By mid-summer of '03, the president had unsigned U.S. withdrawals from the Kyoto Protocol and from the ABM treaty. And he'd told John Ashcroft to get lawyers for all the Homeland Security inmates or to unsign their charges.

And that was only the beginning of the blooming of the new Bush.

By the end of '03, he had signed an executive order banning passenger vehicles getting less than 45 mpg.


The Truth, Mainly

 

"We no longer need Saddam's oil," the president told the nation. "Nor do we need to tear up Alaska wildlife preserves looking for new oil. Whatever were we thinking?"

And in early 2004, he promised he'd never again question university affirmative action policies until universities stopped admitting students on the basis of who their parents are.

He was re-elected in a landslide.

"When I stopped walking funny," he said in his farewell address at the end of his second term, "I began seeing things more clearly. I think those tighty-whities had been cutting off the circulation of blood to my brain. With boxers came clarity. I suddenly understood the difference between 'prosecution' and 'persecution.' All at once I knew the word is 'nuclear,' not 'nucular.' And now grammar fascinates me. I'll never again ask 'Is our children learning?' I'm thinking of becoming an English teacher after I leave the White House."
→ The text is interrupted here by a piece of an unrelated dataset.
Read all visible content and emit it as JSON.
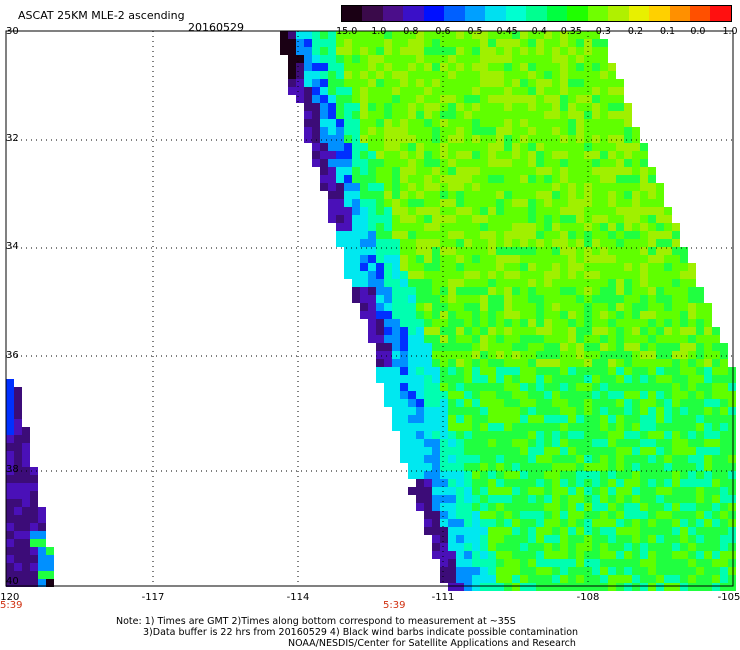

And when he accepted his Nobel Peace Prize in the fall of 2009, he ended his speech with this insight: "Remember, it's not what we show the public about ourselves that's important; it's what we show ourselves about ourselves. It's not the suit and tie that make me the man I am; it's my undergarments. What finally counts is the boxer shorts of the soul."

He got a 10-minute standing (if slightly puzzled) ovation.

And Saddam Hussein, taking a break from privy-cleaning to listen to the speech, was so startled by its conclusion that he inhaled his big black Cuban cigar. The whole thing. Then he promptly choked to death, thereby receiving a 20-minute standing ovation from the Iraqi population.

"Things work out," Citizen Bush told Laura that night. "This is indeed the best of all possible worlds."

"Oh, honey," she said, "first you stop walking funny, then you stop talking funny, and now you've made a literary allusion! You're so…so grown up!"

"The underwear," he said. "It's the underwear."